A simple recipe that is perfect for a snowy day!
Growing up in rural New England, I was fortunate to be surrounded by forests. I was also lucky to have an uncle who was an avid forager for all things wild and wonderful in our woods.
Fresh food and antique glass
He lived just up the road, and I would accompany him and my Aunt Mary on many an expedition looking for wild food and antique bottles. Aunt Mary’s windowsills were filled with colorful glass bottles that sparkled in the sunlight. She had the eye; when out in the forest, she knew where an old house might have been, and probably where their “dump” was located as well. She almost always found a treasure.
Simple, but wonderful
One of my favorite memories was foraging for wild mushrooms with Uncle Leonard. We’d get back to the house and feast on a simple meal of toast with sautéed mushrooms. Nothing fancy at all. The mushrooms were sliced and fried in lard, with salt and lots of black pepper added in generous quantity. It’s still one of my favorite treats, only without the lard.
And yet, another toast usually rules
When our family celebrates a holiday, there’s always June Cleaver Toasts to start. If I don’t prepare it, for whatever reason, probably time, one of the grandchildren will assemble the ingredients and swipe a baguette in order to set the universe right.
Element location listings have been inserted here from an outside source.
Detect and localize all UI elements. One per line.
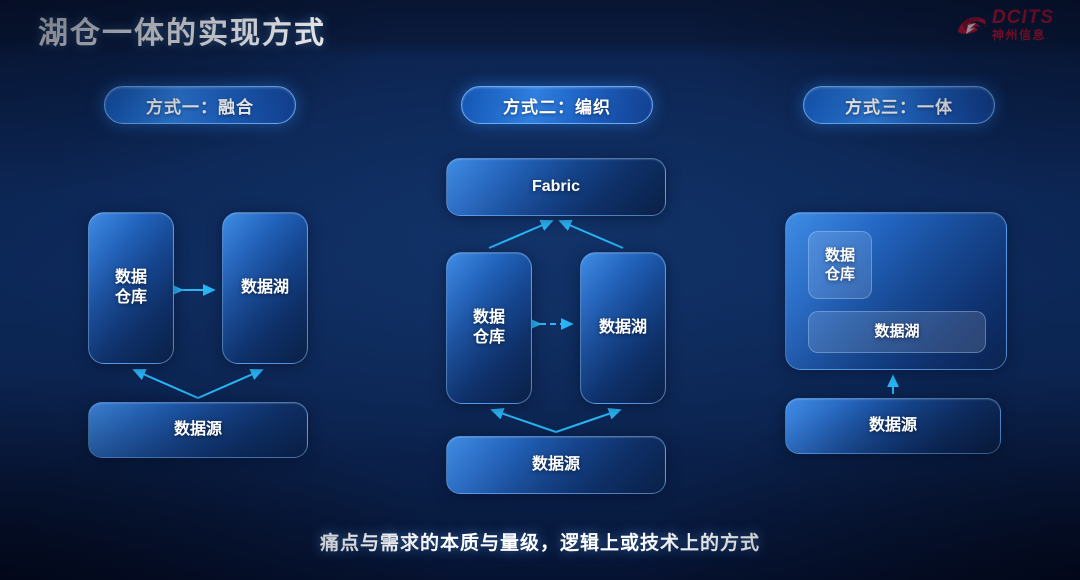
col3-container-box[interactable]: 数据 仓库 数据湖 — [785, 212, 1007, 370]
col3-lake-label: 数据湖 — [874, 322, 919, 341]
logo-text-en: DCITS — [992, 8, 1054, 28]
method-pill-1[interactable]: 方式一：融合 — [104, 86, 296, 124]
col3-source-box[interactable]: 数据源 — [785, 398, 1001, 454]
col3-lake-box[interactable]: 数据湖 — [808, 311, 986, 353]
col2-source-label: 数据源 — [532, 455, 580, 475]
col2-lake-box[interactable]: 数据湖 — [580, 252, 666, 404]
col2-lake-label: 数据湖 — [599, 318, 647, 338]
company-logo: DCITS 神州信息 — [954, 6, 1066, 50]
col3-warehouse-box[interactable]: 数据 仓库 — [808, 231, 872, 299]
logo-text: DCITS 神州信息 — [992, 8, 1054, 43]
col1-lake-label: 数据湖 — [241, 278, 289, 298]
col3-warehouse-label: 数据 仓库 — [825, 246, 855, 284]
page-title: 湖仓一体的实现方式 — [38, 8, 326, 52]
col2-warehouse-box[interactable]: 数据 仓库 — [446, 252, 532, 404]
col1-lake-box[interactable]: 数据湖 — [222, 212, 308, 364]
col2-source-box[interactable]: 数据源 — [446, 436, 666, 494]
dcits-swirl-icon — [954, 12, 988, 42]
method-pill-3[interactable]: 方式三：一体 — [803, 86, 995, 124]
method-pill-2[interactable]: 方式二：编织 — [461, 86, 653, 124]
footer-caption: 痛点与需求的本质与量级，逻辑上或技术上的方式 — [0, 528, 1080, 555]
col1-source-label: 数据源 — [174, 420, 222, 440]
col1-warehouse-box[interactable]: 数据 仓库 — [88, 212, 174, 364]
col2-fabric-label: Fabric — [532, 177, 580, 197]
col2-fabric-box[interactable]: Fabric — [446, 158, 666, 216]
col1-warehouse-label: 数据 仓库 — [115, 268, 147, 309]
col2-warehouse-label: 数据 仓库 — [473, 308, 505, 349]
col1-source-box[interactable]: 数据源 — [88, 402, 308, 458]
col3-source-label: 数据源 — [869, 416, 917, 436]
logo-text-cn: 神州信息 — [992, 28, 1054, 43]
Although we may always serve these little delights, there is never a “No thank you” to the mushroom toasts either. They can easily be made to accommodate any dietary preference from vegan, to gluten-free, to cheese lover, and everyone is happy.
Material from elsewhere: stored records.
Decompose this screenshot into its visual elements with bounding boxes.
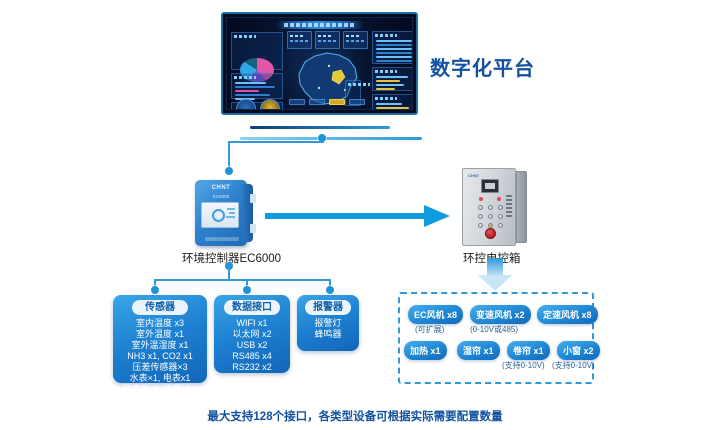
output-note-window: (支持0-10V) — [552, 360, 595, 371]
cabinet-switch[interactable] — [478, 205, 483, 210]
controller-screen[interactable] — [201, 202, 239, 228]
cabinet-brand: CHNT — [468, 173, 479, 178]
spec-box-sensors-title: 传感器 — [132, 300, 188, 315]
output-pill-heating[interactable]: 加热 x1 — [404, 341, 447, 360]
dashboard-title-bar — [276, 21, 364, 29]
dashboard-button[interactable] — [309, 99, 325, 105]
monitor-stand-bar-upper — [250, 126, 390, 129]
connector-dot-sensor — [151, 286, 159, 294]
output-note-ec-fan: (可扩展) — [415, 324, 444, 335]
cabinet-switch[interactable] — [478, 223, 483, 228]
page-title: 数字化平台 — [430, 52, 535, 81]
cabinet-switch[interactable] — [498, 205, 503, 210]
dashboard-panel-table — [372, 31, 413, 64]
cabinet-switch[interactable] — [498, 214, 503, 219]
output-pill-variable-fan[interactable]: 变速风机 x2 — [470, 305, 531, 324]
cabinet-switch[interactable] — [488, 214, 493, 219]
cabinet-led — [497, 197, 501, 201]
dashboard-panel-bars-right — [372, 94, 413, 110]
cabinet-switch[interactable] — [478, 214, 483, 219]
footer-caption: 最大支持128个接口，各类型设备可根据实际需要配置数量 — [0, 408, 710, 424]
cabinet-switch[interactable] — [498, 223, 503, 228]
cabinet-vent — [506, 195, 512, 217]
dashboard-panel-gauges — [231, 102, 283, 110]
control-cabinet: CHNT — [462, 168, 528, 246]
spec-box-data-interface-list: WIFI x1 以太网 x2 USB x2 RS485 x4 RS232 x2 — [214, 318, 290, 378]
cabinet-switch[interactable] — [488, 205, 493, 210]
dashboard-screen — [226, 17, 413, 110]
connector-dot-alarm — [326, 286, 334, 294]
spec-box-sensors-list: 室内温度 x3 室外温度 x1 室外温湿度 x1 NH3 x1, CO2 x1 … — [113, 318, 207, 411]
output-pill-cooling-pad[interactable]: 湿帘 x1 — [457, 341, 500, 360]
monitor-stand-bar-lower — [240, 137, 422, 140]
spec-box-sensors: 传感器 室内温度 x3 室外温度 x1 室外温湿度 x1 NH3 x1, CO2… — [113, 295, 207, 383]
diagram-canvas: 数字化平台 CHNT EC6000 环境控制器EC6000 CHNT — [0, 0, 710, 430]
flow-arrow-right — [265, 205, 450, 227]
output-note-variable-fan: (0-10V或485) — [470, 324, 518, 335]
cabinet-hmi-screen[interactable] — [481, 179, 499, 193]
connector-stem — [228, 266, 230, 280]
dashboard-button[interactable] — [289, 99, 305, 105]
output-note-curtain: (支持0-10V) — [502, 360, 545, 371]
output-pill-window[interactable]: 小窗 x2 — [557, 341, 600, 360]
spec-box-alarm: 报警器 报警灯 蜂鸣器 — [297, 295, 359, 351]
flow-arrow-down — [478, 258, 512, 292]
controller-model: EC6000 — [195, 194, 247, 199]
spec-box-alarm-title: 报警器 — [305, 300, 351, 315]
emergency-stop-button[interactable] — [485, 228, 496, 239]
output-pill-ec-fan[interactable]: EC风机 x8 — [408, 305, 463, 324]
connector-dot-controller-top — [225, 167, 233, 175]
spec-box-data-interface-title: 数据接口 — [224, 300, 280, 315]
dashboard-panel-pie — [231, 32, 283, 70]
controller-brand: CHNT — [195, 185, 247, 191]
environment-controller: CHNT EC6000 — [195, 180, 257, 246]
cabinet-led — [479, 197, 483, 201]
dashboard-panel-progress — [372, 67, 413, 91]
spec-box-data-interface: 数据接口 WIFI x1 以太网 x2 USB x2 RS485 x4 RS23… — [214, 295, 290, 373]
output-pill-curtain[interactable]: 卷帘 x1 — [507, 341, 550, 360]
connector-dot-interface — [243, 286, 251, 294]
connector-line-top — [228, 141, 324, 143]
dashboard-panel-bars-left — [231, 73, 283, 99]
connector-branch-bar — [154, 279, 330, 281]
dashboard-monitor — [221, 12, 418, 115]
dashboard-button[interactable] — [349, 99, 365, 105]
dashboard-button-active[interactable] — [329, 99, 345, 105]
output-pill-fixed-fan[interactable]: 定速风机 x8 — [537, 305, 598, 324]
spec-box-alarm-list: 报警灯 蜂鸣器 — [297, 318, 359, 345]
First snow, snow forts, and mushroom toast
We had our first snow last week, and my granddaughter enlisted my help as her second in command to make a snow fort. Perfect kid snow, it ended up being quite a big fort. But chilled to the bone, I decided to make these comforting toasts for lunch. Hot chocolate helped too! The toasts were delicious. Hearty and flavorful, the fennel and sherry add just the right enhancement.
Find a mushroom you love, even if it isn’t wild!
With apologies to Uncle Leonard and his love of lard, here I used vegan butter and olive oil, dairy butter works well too, of course. Since mushroom foraging time is over, I used shiitake mushrooms I found at the health food store that were large and meaty. I happen to love the flavor of shiitake mushrooms, but I’m just as happy with common button mushrooms! You can use any favorite mushroom here, or a mix if you like. Likewise for the dried mushrooms. I used my own foraged dried Hen-of-the-woods (Maitake) mushrooms, but any dried mushroom will work, just check the package to look for the source; China has flooded the market with cheap mushrooms which puts our own growers at risk. I always have serious questions about the quality control as well.
I’ve used the scraps and the dried mushrooms to make a quick stock for the dish. It takes hardly any time, and makes use of the scraps before assigning them to the compost. You can use any stock, but the few moments putting the homemade stock together is well worth it in flavor. The scallions add a nice pop of freshness at the end, but you can use another herb of choice.
Of course, you can just simply sauté the mushrooms and put them on buttered toasts and it is still a mighty fine dish!
Sherried Mushrooms on Sourdough Toasts
- 10 oz. (285 g.) cleaned shiitake mushrooms, sliced
- 1 small onion (6 oz., 175 g.), sliced
- 1 tbsp. butter, or vegan butter
- 1 tbsp. olive oil
- 1 tsp. fennel seed, lightly crushed
- 2 garlic cloves, crushed
- 1 tbsp., heaping, flour
- 2 oz. (56 ml) dry sherry
- ½ cup (4 oz., 113 ml.) mushroom stock*
- 1 scallion, sliced
- Parmesan, optional
Remove the stems from the mushrooms and pat them dry. Slice. Slice the onion as well. If you are making your stock, add these scraps along with 1 oz. of dried mushrooms and 3 cups of water and put it on to boil. Once the stock has cooled, make the mushroom mixture, and assemble the toasts.
Lightly toast eight long slices of the baguette and set aside.
Heat a heavy sauté pan over medium high and add the butter and olive oil. Add the mushroom in a single layer, mostly, brown on one side, turn, and add the onion, fennel, and garlic. Mix well, and add a bit of salt and pepper.
Cook, stirring now and then, until the onion has softened. Sprinkle with the flour and continue mixing for two minutes, until the flour has cooked through. There will probably be a glaze on the pan now, so add the sherry to scrape it all up, then stir in the stock. Let this simmer until thick, it only takes a few minutes, then taste for seasoning.
You can also use this as a gravy over potatoes, pasta, rice, or other grains, just increase the amount of stock.
Butter the toasts lightly, then mound with the mushroom mixture. Garnish with a bit of Parmesan or vegan Parmesan, and sprinkle with the scallions, or just a squeeze of lemon juice to brighten things up.
*To make mushroom stock, combine the trimmings of the mushroom stems, the scraps from the onion, 1 oz. (30 g) of dried mushrooms of choice, and 3 cups of water. Simmer for 15 minutes, then let set until cool. Strain.